Abstract

In this paper, we extend the model proposed in Benchekroun, H. and Martin-Herran, G. (2016). The impact of foresight in a transboundary pollution game. European Journal of Operational Research, 251(1), 300–309, to a more general one, in which emission permits trading and abatement policy are taken into consideration, to examine the effect of foresight on the optimal emission levels and optimal abatements in a transboundary industrial pollution game. In our model, a foresighted country chooses strategies to maximize the long-term payoff, while a myopic player ignores the impact of his decisions on the future evolutions of payoff and pollution stock. Considering the emission permits price and abatement costs, we obtain the abatement levels, the emission levels, the value functions, and the trajectories of pollution stocks of the farsighted and myopic countries, respectively. Consisting with the previous, our results show that the revenues obtained from farsighted behavior are larger than those from myopia, and the total emission of myopic countries is more than that of the farsighted ones.
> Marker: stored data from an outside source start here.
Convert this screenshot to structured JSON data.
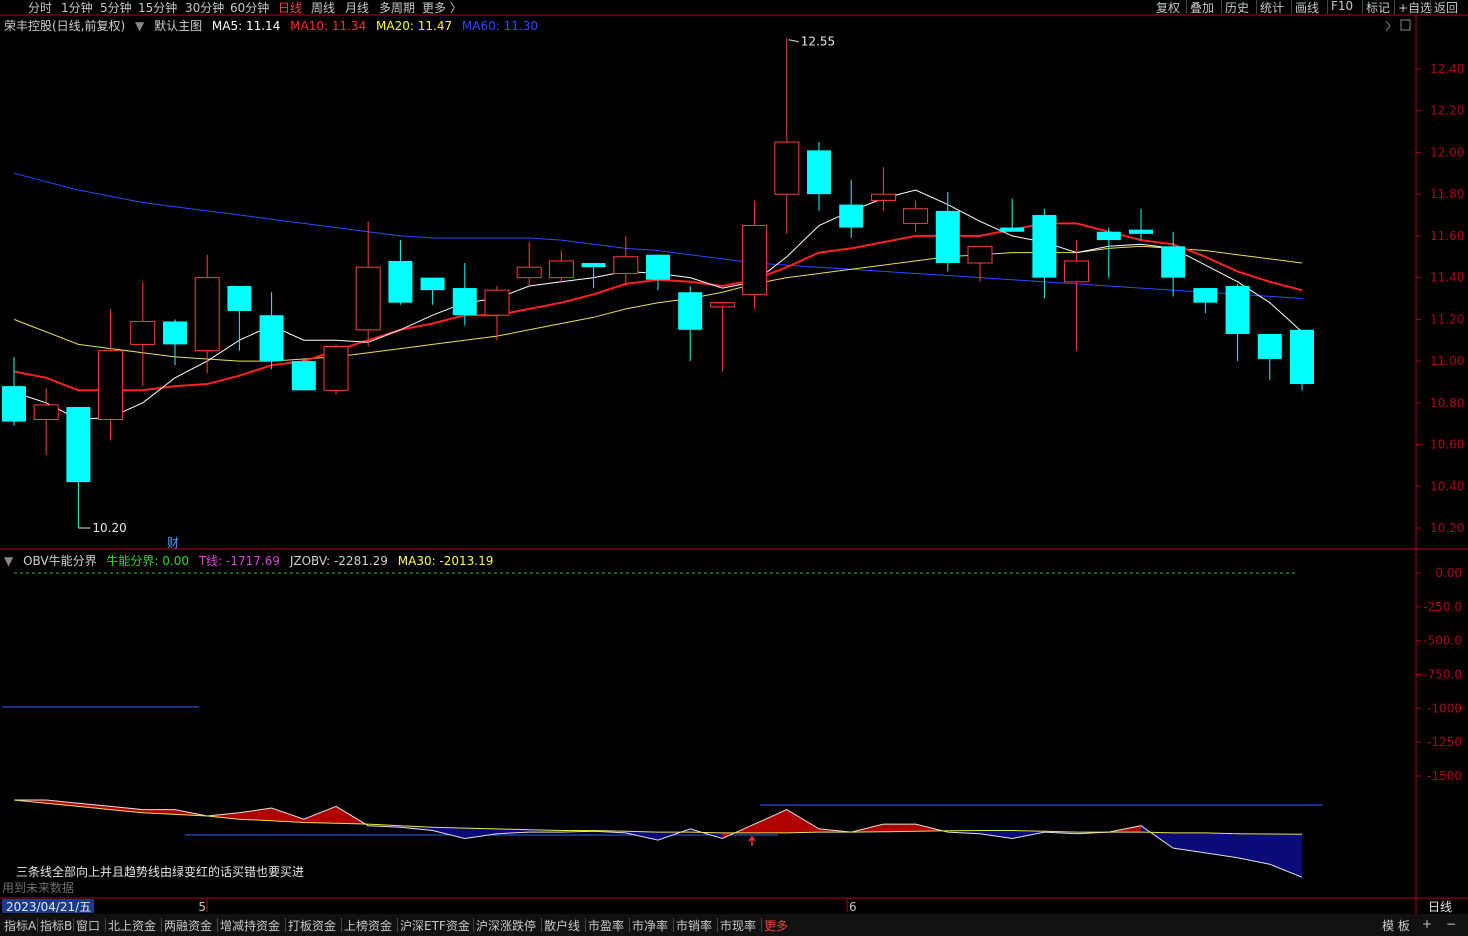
{
  "topbar": {
    "left_tabs": [
      "分时",
      "1分钟",
      "5分钟",
      "15分钟",
      "30分钟",
      "60分钟",
      "日线",
      "周线",
      "月线",
      "多周期",
      "更多 〉"
    ],
    "active_tab": "日线",
    "right_tabs": [
      "复权",
      "叠加",
      "历史",
      "统计",
      "画线",
      "F10",
      "标记",
      "+自选",
      "返回"
    ]
  },
  "main": {
    "title": "荣丰控股(日线,前复权)",
    "main_chart_label": "默认主图",
    "ma": [
      {
        "label": "MA5: 11.14",
        "color": "#ffffff"
      },
      {
        "label": "MA10: 11.34",
        "color": "#ff2a2a"
      },
      {
        "label": "MA20: 11.47",
        "color": "#ffff00"
      },
      {
        "label": "MA60: 11.30",
        "color": "#2b4bff"
      }
    ],
    "high_label": "12.55",
    "low_label": "10.20",
    "marker": "财",
    "y_ticks": [
      "12.40",
      "12.20",
      "12.00",
      "11.80",
      "11.60",
      "11.40",
      "11.20",
      "11.00",
      "10.80",
      "10.60",
      "10.40",
      "10.20"
    ]
  },
  "sub": {
    "indicator_name": "OBV牛能分界",
    "values": [
      {
        "label": "牛能分界: 0.00",
        "color": "#20e020"
      },
      {
        "label": "T线: -1717.69",
        "color": "#e040e0"
      },
      {
        "label": "JZOBV: -2281.29",
        "color": "#d0d0d0"
      },
      {
        "label": "MA30: -2013.19",
        "color": "#ffff40"
      }
    ],
    "y_ticks": [
      "0.00",
      "-250.0",
      "-500.0",
      "-750.0",
      "-1000",
      "-1250",
      "-1500"
    ],
    "note": "三条线全部向上并且趋势线由绿变红的话买错也要买进",
    "note2": "用到未来数据"
  },
  "xaxis": {
    "date_label": "2023/04/21/五",
    "month_labels": [
      "5",
      "6"
    ],
    "period_label": "日线"
  },
  "bottombar": {
    "tabs": [
      "指标A",
      "指标B",
      "窗口",
      "北上资金",
      "两融资金",
      "增减持资金",
      "打板资金",
      "上榜资金",
      "沪深ETF资金",
      "沪深涨跌停",
      "散户线",
      "市盈率",
      "市净率",
      "市销率",
      "市现率",
      "更多"
    ],
    "active_tab": "更多",
    "right": [
      "模 板",
      "+",
      "−"
    ]
  },
  "colors": {
    "up": "#ff3c3c",
    "down": "#00ffff",
    "axis": "#b0001e"
  },
  "chart_data": {
    "type": "candlestick",
    "title": "荣丰控股(日线,前复权)",
    "ylim": [
      10.15,
      12.6
    ],
    "candles": [
      {
        "o": 10.88,
        "h": 11.02,
        "l": 10.69,
        "c": 10.71
      },
      {
        "o": 10.72,
        "h": 10.87,
        "l": 10.55,
        "c": 10.79
      },
      {
        "o": 10.78,
        "h": 10.78,
        "l": 10.2,
        "c": 10.42
      },
      {
        "o": 10.72,
        "h": 11.25,
        "l": 10.62,
        "c": 11.05
      },
      {
        "o": 11.08,
        "h": 11.38,
        "l": 10.88,
        "c": 11.19
      },
      {
        "o": 11.19,
        "h": 11.2,
        "l": 10.98,
        "c": 11.08
      },
      {
        "o": 11.05,
        "h": 11.51,
        "l": 10.94,
        "c": 11.4
      },
      {
        "o": 11.36,
        "h": 11.36,
        "l": 11.05,
        "c": 11.24
      },
      {
        "o": 11.22,
        "h": 11.33,
        "l": 10.96,
        "c": 11.0
      },
      {
        "o": 11.0,
        "h": 11.01,
        "l": 10.86,
        "c": 10.86
      },
      {
        "o": 10.86,
        "h": 11.08,
        "l": 10.84,
        "c": 11.07
      },
      {
        "o": 11.15,
        "h": 11.67,
        "l": 11.07,
        "c": 11.45
      },
      {
        "o": 11.48,
        "h": 11.58,
        "l": 11.27,
        "c": 11.28
      },
      {
        "o": 11.4,
        "h": 11.4,
        "l": 11.27,
        "c": 11.34
      },
      {
        "o": 11.35,
        "h": 11.47,
        "l": 11.17,
        "c": 11.22
      },
      {
        "o": 11.22,
        "h": 11.36,
        "l": 11.1,
        "c": 11.34
      },
      {
        "o": 11.4,
        "h": 11.57,
        "l": 11.36,
        "c": 11.45
      },
      {
        "o": 11.4,
        "h": 11.53,
        "l": 11.38,
        "c": 11.48
      },
      {
        "o": 11.47,
        "h": 11.47,
        "l": 11.35,
        "c": 11.45
      },
      {
        "o": 11.42,
        "h": 11.6,
        "l": 11.36,
        "c": 11.5
      },
      {
        "o": 11.51,
        "h": 11.51,
        "l": 11.34,
        "c": 11.39
      },
      {
        "o": 11.33,
        "h": 11.36,
        "l": 11.0,
        "c": 11.15
      },
      {
        "o": 11.26,
        "h": 11.28,
        "l": 10.95,
        "c": 11.28
      },
      {
        "o": 11.32,
        "h": 11.77,
        "l": 11.25,
        "c": 11.65
      },
      {
        "o": 11.8,
        "h": 12.55,
        "l": 11.61,
        "c": 12.05
      },
      {
        "o": 12.01,
        "h": 12.05,
        "l": 11.72,
        "c": 11.8
      },
      {
        "o": 11.75,
        "h": 11.87,
        "l": 11.59,
        "c": 11.64
      },
      {
        "o": 11.77,
        "h": 11.93,
        "l": 11.72,
        "c": 11.8
      },
      {
        "o": 11.66,
        "h": 11.77,
        "l": 11.62,
        "c": 11.73
      },
      {
        "o": 11.72,
        "h": 11.81,
        "l": 11.43,
        "c": 11.47
      },
      {
        "o": 11.47,
        "h": 11.55,
        "l": 11.38,
        "c": 11.55
      },
      {
        "o": 11.64,
        "h": 11.78,
        "l": 11.62,
        "c": 11.62
      },
      {
        "o": 11.7,
        "h": 11.73,
        "l": 11.3,
        "c": 11.4
      },
      {
        "o": 11.38,
        "h": 11.58,
        "l": 11.05,
        "c": 11.48
      },
      {
        "o": 11.62,
        "h": 11.64,
        "l": 11.4,
        "c": 11.58
      },
      {
        "o": 11.63,
        "h": 11.73,
        "l": 11.58,
        "c": 11.61
      },
      {
        "o": 11.55,
        "h": 11.62,
        "l": 11.31,
        "c": 11.4
      },
      {
        "o": 11.35,
        "h": 11.35,
        "l": 11.23,
        "c": 11.28
      },
      {
        "o": 11.36,
        "h": 11.37,
        "l": 11.0,
        "c": 11.13
      },
      {
        "o": 11.13,
        "h": 11.13,
        "l": 10.91,
        "c": 11.01
      },
      {
        "o": 11.15,
        "h": 11.15,
        "l": 10.86,
        "c": 10.89
      }
    ],
    "ma5": [
      10.85,
      10.8,
      10.72,
      10.73,
      10.8,
      10.92,
      11.0,
      11.1,
      11.17,
      11.1,
      11.1,
      11.09,
      11.15,
      11.22,
      11.28,
      11.3,
      11.36,
      11.38,
      11.4,
      11.43,
      11.42,
      11.4,
      11.35,
      11.38,
      11.5,
      11.65,
      11.72,
      11.78,
      11.82,
      11.75,
      11.67,
      11.6,
      11.57,
      11.52,
      11.55,
      11.56,
      11.54,
      11.46,
      11.38,
      11.28,
      11.14
    ],
    "ma10": [
      10.95,
      10.92,
      10.86,
      10.86,
      10.86,
      10.88,
      10.89,
      10.93,
      10.98,
      11.0,
      11.05,
      11.1,
      11.15,
      11.18,
      11.22,
      11.22,
      11.25,
      11.28,
      11.32,
      11.37,
      11.39,
      11.38,
      11.36,
      11.39,
      11.45,
      11.52,
      11.54,
      11.57,
      11.6,
      11.6,
      11.6,
      11.63,
      11.66,
      11.66,
      11.62,
      11.58,
      11.56,
      11.5,
      11.43,
      11.38,
      11.34
    ],
    "ma20": [
      11.2,
      11.14,
      11.08,
      11.06,
      11.04,
      11.02,
      11.01,
      11.0,
      11.0,
      11.01,
      11.02,
      11.04,
      11.06,
      11.08,
      11.1,
      11.12,
      11.15,
      11.18,
      11.21,
      11.25,
      11.28,
      11.3,
      11.33,
      11.37,
      11.4,
      11.42,
      11.44,
      11.46,
      11.48,
      11.5,
      11.51,
      11.52,
      11.52,
      11.52,
      11.54,
      11.55,
      11.54,
      11.53,
      11.51,
      11.49,
      11.47
    ],
    "ma60": [
      11.9,
      11.86,
      11.82,
      11.79,
      11.76,
      11.74,
      11.72,
      11.7,
      11.68,
      11.66,
      11.64,
      11.62,
      11.6,
      11.59,
      11.59,
      11.59,
      11.59,
      11.58,
      11.56,
      11.54,
      11.53,
      11.51,
      11.49,
      11.47,
      11.46,
      11.45,
      11.44,
      11.43,
      11.42,
      11.41,
      11.4,
      11.39,
      11.38,
      11.37,
      11.36,
      11.35,
      11.34,
      11.33,
      11.32,
      11.31,
      11.3
    ],
    "obv_jzobv": [
      -1800,
      -1800,
      -1820,
      -1840,
      -1860,
      -1860,
      -1900,
      -1880,
      -1850,
      -1920,
      -1840,
      -1960,
      -1970,
      -1990,
      -2040,
      -2010,
      -2000,
      -2000,
      -1995,
      -2005,
      -2050,
      -1980,
      -2040,
      -1950,
      -1860,
      -1980,
      -2000,
      -1950,
      -1950,
      -2000,
      -2010,
      -2040,
      -2000,
      -2010,
      -2000,
      -1960,
      -2100,
      -2130,
      -2160,
      -2200,
      -2281.29
    ],
    "obv_ma30": [
      -1800,
      -1820,
      -1840,
      -1860,
      -1880,
      -1890,
      -1900,
      -1920,
      -1930,
      -1940,
      -1945,
      -1950,
      -1960,
      -1970,
      -1975,
      -1980,
      -1985,
      -1990,
      -1990,
      -1995,
      -2000,
      -2000,
      -2005,
      -2005,
      -2005,
      -2000,
      -2000,
      -1998,
      -1995,
      -1992,
      -1990,
      -1990,
      -1995,
      -2000,
      -2000,
      -2000,
      -2005,
      -2005,
      -2010,
      -2012,
      -2013.19
    ]
  }
}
The total emissions will decrease with the increasing of abatement cost coefficients and emission permits price. New results are from two aspects. On the one hand, for a myopic country, the larger the abatement cost coefficients are, the smaller the willingness to acquire foresight is. On the other hand, when a myopic country acquires foresight, the other myopic countries still do not implement the abatement, while the farsighted countries should improve their abatement levels.